Running the entire flow after every step (or change to a step!) may not scale well with respect to Cloud compute costs, especially for large datasets. Therefore, Designer Cloud uses the in-browser Photon client to dynamically update an up-to-10-MB chunk of the data with the result of each transformation (Note: if the dataset is <= 10 MB, then the entire dataset is shown).

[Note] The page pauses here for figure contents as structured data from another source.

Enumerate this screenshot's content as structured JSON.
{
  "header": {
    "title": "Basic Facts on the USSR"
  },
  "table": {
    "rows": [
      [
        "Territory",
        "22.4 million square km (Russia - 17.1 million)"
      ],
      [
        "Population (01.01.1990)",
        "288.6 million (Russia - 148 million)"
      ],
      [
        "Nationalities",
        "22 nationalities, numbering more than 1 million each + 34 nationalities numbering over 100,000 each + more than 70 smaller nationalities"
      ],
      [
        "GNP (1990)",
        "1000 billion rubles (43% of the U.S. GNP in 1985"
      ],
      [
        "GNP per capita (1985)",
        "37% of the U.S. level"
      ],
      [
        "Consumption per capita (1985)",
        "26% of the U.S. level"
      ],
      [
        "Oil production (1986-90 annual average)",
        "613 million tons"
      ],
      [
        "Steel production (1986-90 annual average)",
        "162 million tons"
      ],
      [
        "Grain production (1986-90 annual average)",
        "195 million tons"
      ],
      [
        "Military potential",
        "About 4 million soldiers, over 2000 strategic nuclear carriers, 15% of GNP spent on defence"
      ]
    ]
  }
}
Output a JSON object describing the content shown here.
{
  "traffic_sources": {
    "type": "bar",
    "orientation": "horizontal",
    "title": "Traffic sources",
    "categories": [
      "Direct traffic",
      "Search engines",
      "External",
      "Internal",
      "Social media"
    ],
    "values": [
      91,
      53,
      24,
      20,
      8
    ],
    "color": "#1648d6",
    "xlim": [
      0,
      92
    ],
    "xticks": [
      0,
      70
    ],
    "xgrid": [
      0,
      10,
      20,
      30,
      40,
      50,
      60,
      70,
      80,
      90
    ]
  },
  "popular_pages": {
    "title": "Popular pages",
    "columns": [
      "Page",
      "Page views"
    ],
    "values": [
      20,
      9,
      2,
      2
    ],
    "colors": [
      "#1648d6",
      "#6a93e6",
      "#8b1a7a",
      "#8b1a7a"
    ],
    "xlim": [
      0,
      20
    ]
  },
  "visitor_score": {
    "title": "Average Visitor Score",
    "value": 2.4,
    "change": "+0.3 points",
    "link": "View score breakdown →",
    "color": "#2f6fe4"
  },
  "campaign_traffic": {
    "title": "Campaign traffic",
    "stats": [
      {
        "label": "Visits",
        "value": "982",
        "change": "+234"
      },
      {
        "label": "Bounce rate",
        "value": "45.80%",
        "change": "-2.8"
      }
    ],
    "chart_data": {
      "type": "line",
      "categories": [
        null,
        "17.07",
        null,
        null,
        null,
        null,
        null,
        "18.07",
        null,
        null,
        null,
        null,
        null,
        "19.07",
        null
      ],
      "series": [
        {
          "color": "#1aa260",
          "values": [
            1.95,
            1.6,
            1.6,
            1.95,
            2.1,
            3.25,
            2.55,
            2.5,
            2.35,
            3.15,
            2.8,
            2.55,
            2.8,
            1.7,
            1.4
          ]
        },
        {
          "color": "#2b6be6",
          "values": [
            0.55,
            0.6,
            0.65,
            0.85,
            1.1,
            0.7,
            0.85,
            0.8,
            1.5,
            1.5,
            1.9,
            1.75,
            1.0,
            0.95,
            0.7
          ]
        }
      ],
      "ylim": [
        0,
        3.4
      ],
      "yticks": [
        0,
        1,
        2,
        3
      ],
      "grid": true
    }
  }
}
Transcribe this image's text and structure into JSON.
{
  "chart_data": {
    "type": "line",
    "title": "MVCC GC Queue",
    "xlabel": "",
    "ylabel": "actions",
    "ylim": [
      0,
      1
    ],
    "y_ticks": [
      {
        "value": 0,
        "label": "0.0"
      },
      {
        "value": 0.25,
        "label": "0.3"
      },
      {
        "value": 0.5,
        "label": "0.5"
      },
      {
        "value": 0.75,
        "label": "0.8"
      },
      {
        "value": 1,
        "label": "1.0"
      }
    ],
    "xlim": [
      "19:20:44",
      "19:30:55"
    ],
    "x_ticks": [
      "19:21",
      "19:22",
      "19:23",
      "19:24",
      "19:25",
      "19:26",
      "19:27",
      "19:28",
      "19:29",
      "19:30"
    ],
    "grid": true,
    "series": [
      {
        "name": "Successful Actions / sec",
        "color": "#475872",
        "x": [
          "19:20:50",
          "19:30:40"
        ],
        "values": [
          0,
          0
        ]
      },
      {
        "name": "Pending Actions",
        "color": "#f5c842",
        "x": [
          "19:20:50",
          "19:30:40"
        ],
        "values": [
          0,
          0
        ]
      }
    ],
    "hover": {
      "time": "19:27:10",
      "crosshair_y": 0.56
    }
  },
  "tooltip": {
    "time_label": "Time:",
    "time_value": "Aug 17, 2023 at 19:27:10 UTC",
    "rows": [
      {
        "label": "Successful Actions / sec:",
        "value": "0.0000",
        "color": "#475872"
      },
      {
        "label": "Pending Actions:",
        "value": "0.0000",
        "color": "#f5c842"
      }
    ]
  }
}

In the Trifacta paradigm, the solution to the problem of exploring data >10 MB is to periodically collect and load a new sample. This is a job, proper, but the result is cached so that the in-browser updates from that point on remain performant. There are various sample types, including Random, Filtered, Stratified, etc. (the latter sounds like it would capture your use case). It looks like there is a comparable approach in Designer Cloud (Designer Experience) called the Sample tool -- see screenshot, attached. While I would say that the sampling types are not as rich as in Designer Cloud (Trifacta Classic) -- yet(?) -- perhaps varying the parameters in this tool will enable you to satisfactorily explore your data as you go.
Other options that come to mind are to...
I hope that this is helpful.
Put another way - Designer allows the developer to see results from the universe of their data. The underlying assumption is that the data is fairly small (ie less than a few million rows) and procesisng time is limited by first and foremost the physical limitations of your system (ram/processor) and your allocation. Designer Cloud operates on the assumption that the data you are building your process for is huge/changes often. It is not stateful and you do not pay for a dedicated warehouse/machine to allow for in-memory processing of whole files. This is similair to competitors/semi-competitors which operate via a workflow/recipe module and after each step you would need to write a new file if you want to see output.
I personally think Designer Cloud should try to be more like Alteryx and less like Trifacta - and require dedicated compute resources.